Researchers find Amazon Alexa could eavesdrop on customers

NEWSBYTE Security researchers have discovered a vulnerability that enabled Amazon’s voice assistant, Alexa, to listen in on people’s conversations after the ‘Alexa’ wake-up word had been detected.

According to a blog post by IT security firm Checkmarx, researchers Maty Siman and Shimi Eshkenazi from the Checkmarx Research Lab decided to test the idea of turning their own Amazon Echo into a tapping device.

Their initial challenge was to activate the Echo, given that the audio of Alexa-powered devices is only streamed to the cloud after the wake-up word is detected.

The researchers created a skill for Alexa, in this case a calculator, that was able to record and transcribe everything a person said and send that data back to a third party.

There were two challenges in achieving this. First, they had to ensure the Alexa recording session would stay active, and second, they wanted the listening device to transcribe what was said accurately.

Researchers found that it was possible to create such a hack when Alexa skills were configured to accept a specific sentence format with placeholders (slots) for closed lists of values, such as colours, places, or movie names – such as “What is the weather in [City]?”.

By keeping that empty slot open, the researchers were able to hack the device to record conversations. After that, speech to text algorithms could be deployed.

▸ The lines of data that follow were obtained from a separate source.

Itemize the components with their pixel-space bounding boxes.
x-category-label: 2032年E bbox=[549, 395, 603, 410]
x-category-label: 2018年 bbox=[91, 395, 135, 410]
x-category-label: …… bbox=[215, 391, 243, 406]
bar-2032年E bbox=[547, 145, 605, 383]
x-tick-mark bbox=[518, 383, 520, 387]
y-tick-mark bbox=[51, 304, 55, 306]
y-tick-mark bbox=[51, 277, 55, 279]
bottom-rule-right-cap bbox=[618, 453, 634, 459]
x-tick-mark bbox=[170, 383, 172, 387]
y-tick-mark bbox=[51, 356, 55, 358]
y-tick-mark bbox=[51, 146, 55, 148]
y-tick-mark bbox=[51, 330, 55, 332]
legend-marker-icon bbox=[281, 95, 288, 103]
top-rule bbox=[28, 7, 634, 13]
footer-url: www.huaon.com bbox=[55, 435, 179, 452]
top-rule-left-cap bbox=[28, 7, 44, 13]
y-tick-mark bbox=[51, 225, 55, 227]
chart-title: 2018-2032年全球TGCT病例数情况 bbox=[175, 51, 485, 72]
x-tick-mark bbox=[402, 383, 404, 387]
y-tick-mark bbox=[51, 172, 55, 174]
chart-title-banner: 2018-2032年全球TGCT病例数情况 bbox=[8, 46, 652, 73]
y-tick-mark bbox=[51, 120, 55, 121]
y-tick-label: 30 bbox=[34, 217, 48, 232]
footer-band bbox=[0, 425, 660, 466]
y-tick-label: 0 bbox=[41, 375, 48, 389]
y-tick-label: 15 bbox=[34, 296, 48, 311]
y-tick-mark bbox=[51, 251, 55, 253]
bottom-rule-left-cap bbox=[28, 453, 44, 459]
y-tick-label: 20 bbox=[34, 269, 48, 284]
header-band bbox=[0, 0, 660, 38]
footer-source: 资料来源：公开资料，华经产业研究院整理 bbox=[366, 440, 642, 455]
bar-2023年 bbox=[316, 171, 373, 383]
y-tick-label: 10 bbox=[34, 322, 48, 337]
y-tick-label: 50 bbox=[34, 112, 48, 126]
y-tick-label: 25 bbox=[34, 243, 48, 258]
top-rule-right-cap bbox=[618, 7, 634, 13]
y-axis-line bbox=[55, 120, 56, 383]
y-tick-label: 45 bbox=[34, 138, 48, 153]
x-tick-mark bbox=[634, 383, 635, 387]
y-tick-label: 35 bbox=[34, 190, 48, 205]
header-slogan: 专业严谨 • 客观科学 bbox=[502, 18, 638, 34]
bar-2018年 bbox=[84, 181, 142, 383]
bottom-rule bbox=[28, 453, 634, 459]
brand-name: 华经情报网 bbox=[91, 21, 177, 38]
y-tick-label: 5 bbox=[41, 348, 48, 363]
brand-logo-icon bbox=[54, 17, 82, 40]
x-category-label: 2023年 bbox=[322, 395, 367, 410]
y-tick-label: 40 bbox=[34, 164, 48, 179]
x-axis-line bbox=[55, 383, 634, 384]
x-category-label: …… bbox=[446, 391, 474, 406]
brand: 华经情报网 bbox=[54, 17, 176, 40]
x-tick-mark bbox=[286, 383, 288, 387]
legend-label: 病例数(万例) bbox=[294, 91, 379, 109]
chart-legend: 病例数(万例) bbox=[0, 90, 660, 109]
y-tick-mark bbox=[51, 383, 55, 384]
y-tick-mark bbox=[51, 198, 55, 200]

“Within a valid skill with legitimate intent functionality (for example a calculator skill that calculates math actions according to user input), the input can be captured to an external log, accessible to the skill developer,” said the researchers in their report.

Internet of Business says

Amazon has been informed of the issue and has reportedly set specific criteria to identify (and reject if necessary) eavesdropping skills during certification. Alexa will now detect empty reprompts and take appropriate actions, as well as detect longer-than-usual sessions, said Amazon.

However, the flaw has come to light just as Amazon is extending the functionality of its digital assistant, to include follow-up questions that will no longer need the ‘Alexa’ keyword to activate them.

The aim, as explained in our detailed report, is to enable Alexa to have more natural conversations via improved memory, context carryover, and skills arbitration, all of which demands that the assistant stays active without the keyword in order to converse with the owner of any Alexa-powered device – numbers of which are growing, as the report explains.

The potential for Alexa to record conversations or transmit them to the cloud would therefore appear to be growing, not receding, as a result of these new skills.